Faarlund and Edmonds also contend that Old English and modern English are two very different languages. “We think Old English simply died out,” Faarlund told Apollon. “Instead, the Nordic language survived, strongly influenced by Old English.” [...]
Scandinavian settlers, Faarlund notes, gained control towards the end of the 9th century of an area known as Danelagen, which forms parts of Scotland and England today. Faarlund stressed that “an extremely important geographic point in our research” is that the East Midlands in England, where he says the modern English language developed, was part of the relatively densely populated southern portion of Danelagen.

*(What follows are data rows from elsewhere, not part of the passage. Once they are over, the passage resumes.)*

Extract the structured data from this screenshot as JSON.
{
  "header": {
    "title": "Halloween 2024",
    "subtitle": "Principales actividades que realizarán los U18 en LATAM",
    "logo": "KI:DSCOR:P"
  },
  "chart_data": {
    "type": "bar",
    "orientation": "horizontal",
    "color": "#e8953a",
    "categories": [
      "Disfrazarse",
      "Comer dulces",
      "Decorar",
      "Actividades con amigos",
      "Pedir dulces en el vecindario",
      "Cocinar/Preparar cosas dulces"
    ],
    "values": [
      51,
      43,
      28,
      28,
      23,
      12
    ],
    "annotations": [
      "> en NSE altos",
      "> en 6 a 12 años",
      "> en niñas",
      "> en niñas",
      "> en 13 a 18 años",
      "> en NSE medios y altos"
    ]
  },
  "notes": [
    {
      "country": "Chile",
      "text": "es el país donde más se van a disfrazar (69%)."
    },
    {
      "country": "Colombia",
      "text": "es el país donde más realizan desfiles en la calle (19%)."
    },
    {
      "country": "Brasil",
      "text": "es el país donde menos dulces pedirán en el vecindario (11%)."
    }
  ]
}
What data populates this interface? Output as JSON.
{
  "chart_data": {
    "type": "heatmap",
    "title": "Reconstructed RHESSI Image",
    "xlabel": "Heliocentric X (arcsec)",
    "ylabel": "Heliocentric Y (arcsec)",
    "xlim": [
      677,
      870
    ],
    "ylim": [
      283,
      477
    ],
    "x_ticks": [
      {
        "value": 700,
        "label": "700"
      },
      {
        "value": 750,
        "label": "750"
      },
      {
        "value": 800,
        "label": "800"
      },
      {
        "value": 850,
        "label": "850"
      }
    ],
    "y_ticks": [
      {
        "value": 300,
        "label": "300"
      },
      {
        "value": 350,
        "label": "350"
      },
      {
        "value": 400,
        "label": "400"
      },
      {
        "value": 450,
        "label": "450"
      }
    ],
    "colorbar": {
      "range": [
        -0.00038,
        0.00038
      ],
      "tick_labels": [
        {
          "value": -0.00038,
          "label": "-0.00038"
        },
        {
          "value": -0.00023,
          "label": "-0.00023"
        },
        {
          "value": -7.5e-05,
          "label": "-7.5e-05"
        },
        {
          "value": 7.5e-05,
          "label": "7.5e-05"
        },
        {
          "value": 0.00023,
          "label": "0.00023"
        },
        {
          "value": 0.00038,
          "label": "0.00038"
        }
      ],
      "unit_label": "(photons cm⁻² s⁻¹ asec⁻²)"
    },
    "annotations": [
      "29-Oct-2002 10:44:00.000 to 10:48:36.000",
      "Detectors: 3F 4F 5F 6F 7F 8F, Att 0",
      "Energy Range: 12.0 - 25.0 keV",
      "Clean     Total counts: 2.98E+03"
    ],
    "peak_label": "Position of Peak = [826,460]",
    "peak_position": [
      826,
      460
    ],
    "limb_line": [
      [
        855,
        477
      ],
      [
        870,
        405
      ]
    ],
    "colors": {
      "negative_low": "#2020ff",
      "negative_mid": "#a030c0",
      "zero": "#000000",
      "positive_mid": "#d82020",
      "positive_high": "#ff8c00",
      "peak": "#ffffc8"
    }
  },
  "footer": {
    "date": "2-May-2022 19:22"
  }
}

Edmonds and Faarlund also contend that sentence structure in what developed into modern English is Scandinavian, not western Germanic as previously believed. Both today’s Scandinavian languages place the object after the verb, for example, unlike German and Dutch which place the verb at the end of a sentence. Possessive forms can also be the same in both the Scandinavian languages and English, which also can end sentences with a preposition and split infinitives. While that’s sometimes frowned upon in other variations of modern English such as American English, Faarlund argues it’s not possible in German, Dutch or Old English.